こういった状況を受け東洋ビジネスエンジニアリングは6月10日、「ついに義務化されたBEPS対応の移転価格文書作成」と題してセミナーを開催したので、今回レポートする。講師を務めたのは、BDO税理士法人 移転価格担当パートナー 田村敏明氏だ。
BEPSとは?
BEPS(Base Esosion and Profitf Shifting:税源浸食と利益移転)は、企業が税金の安い海外子会社などに利益を移転し、節税することで、OECD(Organisation for Economic Co-operation and Development:経済協力開発機構)を中心に各国税務当局はこれに対応するため、協調して対処しようとしている。日本の「移転価格文書 作成義務化」は、それに沿ったものだ。BEPS自体は合法的な租税回避だが、税の不公平感もあり、OECDを中心にこれを防止する方向に動いている。

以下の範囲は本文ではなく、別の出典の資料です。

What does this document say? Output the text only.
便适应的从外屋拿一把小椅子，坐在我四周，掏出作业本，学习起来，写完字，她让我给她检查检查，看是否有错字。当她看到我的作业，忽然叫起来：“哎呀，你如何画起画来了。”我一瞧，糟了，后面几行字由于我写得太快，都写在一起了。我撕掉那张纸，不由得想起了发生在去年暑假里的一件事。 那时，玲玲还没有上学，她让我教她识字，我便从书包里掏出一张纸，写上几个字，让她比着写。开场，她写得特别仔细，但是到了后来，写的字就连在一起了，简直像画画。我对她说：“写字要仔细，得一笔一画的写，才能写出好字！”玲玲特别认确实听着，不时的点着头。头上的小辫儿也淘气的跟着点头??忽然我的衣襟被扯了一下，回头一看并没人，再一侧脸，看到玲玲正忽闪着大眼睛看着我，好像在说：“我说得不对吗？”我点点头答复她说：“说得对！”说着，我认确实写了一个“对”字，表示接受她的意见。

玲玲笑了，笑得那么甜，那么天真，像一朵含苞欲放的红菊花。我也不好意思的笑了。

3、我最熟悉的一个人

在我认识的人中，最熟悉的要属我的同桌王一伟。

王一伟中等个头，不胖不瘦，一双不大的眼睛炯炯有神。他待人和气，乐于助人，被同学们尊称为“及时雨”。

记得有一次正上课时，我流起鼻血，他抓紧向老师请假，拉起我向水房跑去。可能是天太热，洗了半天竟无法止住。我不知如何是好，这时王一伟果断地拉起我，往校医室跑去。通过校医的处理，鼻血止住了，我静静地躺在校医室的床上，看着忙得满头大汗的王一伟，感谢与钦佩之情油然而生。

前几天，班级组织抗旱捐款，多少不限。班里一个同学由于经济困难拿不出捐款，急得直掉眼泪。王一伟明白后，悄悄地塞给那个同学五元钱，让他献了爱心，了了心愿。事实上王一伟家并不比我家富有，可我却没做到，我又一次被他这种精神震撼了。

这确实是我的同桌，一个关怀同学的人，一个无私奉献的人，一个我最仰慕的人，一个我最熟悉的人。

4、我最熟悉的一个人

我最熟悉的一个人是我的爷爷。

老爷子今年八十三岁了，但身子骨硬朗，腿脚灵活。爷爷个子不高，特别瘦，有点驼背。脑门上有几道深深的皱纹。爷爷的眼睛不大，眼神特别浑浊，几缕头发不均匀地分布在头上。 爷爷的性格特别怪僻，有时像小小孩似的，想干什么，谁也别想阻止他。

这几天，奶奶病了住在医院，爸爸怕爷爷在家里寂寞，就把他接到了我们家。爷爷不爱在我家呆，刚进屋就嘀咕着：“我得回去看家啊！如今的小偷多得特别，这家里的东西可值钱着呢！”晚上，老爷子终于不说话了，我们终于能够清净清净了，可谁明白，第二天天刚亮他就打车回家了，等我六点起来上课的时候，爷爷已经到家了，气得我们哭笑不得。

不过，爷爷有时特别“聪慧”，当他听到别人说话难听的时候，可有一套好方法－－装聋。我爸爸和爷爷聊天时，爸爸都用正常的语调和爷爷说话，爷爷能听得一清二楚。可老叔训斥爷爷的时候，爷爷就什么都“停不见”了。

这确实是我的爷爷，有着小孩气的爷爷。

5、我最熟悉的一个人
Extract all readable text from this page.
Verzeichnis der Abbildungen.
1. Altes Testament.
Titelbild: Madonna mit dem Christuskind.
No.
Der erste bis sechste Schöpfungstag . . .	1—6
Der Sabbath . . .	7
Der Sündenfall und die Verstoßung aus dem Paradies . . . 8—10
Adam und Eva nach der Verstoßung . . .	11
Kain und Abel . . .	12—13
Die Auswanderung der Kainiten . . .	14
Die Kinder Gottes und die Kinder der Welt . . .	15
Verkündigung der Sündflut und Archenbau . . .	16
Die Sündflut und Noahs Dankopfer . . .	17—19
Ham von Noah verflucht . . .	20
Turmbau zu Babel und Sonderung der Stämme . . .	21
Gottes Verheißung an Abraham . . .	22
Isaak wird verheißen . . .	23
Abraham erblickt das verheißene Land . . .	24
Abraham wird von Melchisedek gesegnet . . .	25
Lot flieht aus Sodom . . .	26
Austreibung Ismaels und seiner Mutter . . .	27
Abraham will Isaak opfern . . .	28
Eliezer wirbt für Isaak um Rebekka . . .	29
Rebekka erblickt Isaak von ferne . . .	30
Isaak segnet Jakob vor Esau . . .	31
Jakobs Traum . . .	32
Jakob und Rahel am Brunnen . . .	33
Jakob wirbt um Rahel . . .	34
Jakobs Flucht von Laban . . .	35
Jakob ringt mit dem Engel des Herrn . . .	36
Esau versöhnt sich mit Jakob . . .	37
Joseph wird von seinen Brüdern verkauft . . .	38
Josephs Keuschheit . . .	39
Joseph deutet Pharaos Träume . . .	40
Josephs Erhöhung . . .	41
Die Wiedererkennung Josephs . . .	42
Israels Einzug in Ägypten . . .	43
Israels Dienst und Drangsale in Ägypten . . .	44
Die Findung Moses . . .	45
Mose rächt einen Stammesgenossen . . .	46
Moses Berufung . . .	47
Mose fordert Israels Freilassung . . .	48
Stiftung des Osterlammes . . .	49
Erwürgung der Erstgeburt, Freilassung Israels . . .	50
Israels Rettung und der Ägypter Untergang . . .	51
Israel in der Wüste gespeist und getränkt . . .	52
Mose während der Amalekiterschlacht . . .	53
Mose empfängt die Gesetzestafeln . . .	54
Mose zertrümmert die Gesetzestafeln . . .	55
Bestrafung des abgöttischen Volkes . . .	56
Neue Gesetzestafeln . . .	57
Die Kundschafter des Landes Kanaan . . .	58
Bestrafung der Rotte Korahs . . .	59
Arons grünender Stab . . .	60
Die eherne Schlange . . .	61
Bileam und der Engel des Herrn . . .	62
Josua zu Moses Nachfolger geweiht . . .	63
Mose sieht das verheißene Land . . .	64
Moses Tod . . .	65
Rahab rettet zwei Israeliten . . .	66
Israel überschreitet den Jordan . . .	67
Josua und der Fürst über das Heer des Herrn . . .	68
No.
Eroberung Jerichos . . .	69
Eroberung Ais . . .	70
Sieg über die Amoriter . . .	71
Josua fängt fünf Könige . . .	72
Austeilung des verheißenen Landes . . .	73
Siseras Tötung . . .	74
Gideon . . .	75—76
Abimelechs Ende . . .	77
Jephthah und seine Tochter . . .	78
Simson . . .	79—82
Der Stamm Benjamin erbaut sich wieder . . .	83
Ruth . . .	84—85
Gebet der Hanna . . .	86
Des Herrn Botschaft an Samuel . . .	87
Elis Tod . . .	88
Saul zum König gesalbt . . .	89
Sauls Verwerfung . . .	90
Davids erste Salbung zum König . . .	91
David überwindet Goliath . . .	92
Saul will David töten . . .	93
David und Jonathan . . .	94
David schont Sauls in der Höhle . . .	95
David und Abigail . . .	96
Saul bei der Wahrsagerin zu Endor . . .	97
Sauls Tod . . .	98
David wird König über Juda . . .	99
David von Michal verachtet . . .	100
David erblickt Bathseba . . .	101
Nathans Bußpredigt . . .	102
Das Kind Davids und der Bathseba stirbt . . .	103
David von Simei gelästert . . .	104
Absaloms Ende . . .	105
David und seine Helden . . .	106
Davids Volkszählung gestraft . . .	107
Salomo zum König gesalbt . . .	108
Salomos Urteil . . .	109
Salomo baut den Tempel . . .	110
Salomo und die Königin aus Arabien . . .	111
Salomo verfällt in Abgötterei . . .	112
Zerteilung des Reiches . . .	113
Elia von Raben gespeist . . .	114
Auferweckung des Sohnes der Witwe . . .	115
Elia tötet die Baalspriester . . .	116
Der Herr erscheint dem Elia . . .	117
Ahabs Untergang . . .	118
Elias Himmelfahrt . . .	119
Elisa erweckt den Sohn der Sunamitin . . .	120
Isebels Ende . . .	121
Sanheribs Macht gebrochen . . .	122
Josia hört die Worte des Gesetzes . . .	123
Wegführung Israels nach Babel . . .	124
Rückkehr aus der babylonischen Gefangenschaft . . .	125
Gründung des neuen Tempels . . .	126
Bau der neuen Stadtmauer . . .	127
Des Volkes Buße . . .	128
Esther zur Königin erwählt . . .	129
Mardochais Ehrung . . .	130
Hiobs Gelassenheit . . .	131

田村氏は、「会計税務分野の流行語大賞があれば、BEPSがNO.1だ」と述べ、BEPSの最近の注目度の高さを指摘。ただ、日本はすでにタックスヘイブンを規制する法律により、海外子会社を親会社に合算することが求められているため、BEPSは通常の日系企業であれば、あまり問題にならないという。とはいうものの、該当企業には移転価格文書の作成義務が発生するため、これに対応する必要がある。
同氏によれば、作成義務が発生する文書は、
(1)マスターファイル:グループ全体に共通する基本情報(グループの組織構造、事業内容等)
(2)ローカルファイル:各国に所在する事業体が行うグループ内取引情報(移転価格算定方法等)
(3)国別報告書 CBCレポート:グループ内事業体の国別利益配分と税負担の状況
の3つだという。
(1)と(3)については、連結売上げが750百万ユーロ(約1000億円)以上の企業に提出が義務づけられ、(2)に関しては海外子会社との取引が50億円以上、または無形資産取引が3億円以上の会社に作成義務(提出はなく、自社保管)がある。
ただ田村氏は、海外子会社との取引が50億円未満でも、50億円に近い企業や海外子会社の売上高営業利益率が10%を超えるような企業は、今後提出を求められる可能性もあるので、作成することが望ましいとアドバイスした。
また今後は、まずマスターファイルを作成し、そこから各子会社のローカルファイルを作る方向になっていくため、ローカルファイルのみ作成が義務付けられる企業でも、あらかじめグループ全体に共通する基本情報を決めることが望ましいという。
作成義務化が開始されるは、(1)と(3)が2016年4月1日以降の事業年度から、(2)は1年遅れの2017年4月1日以降の事業年度からとなる。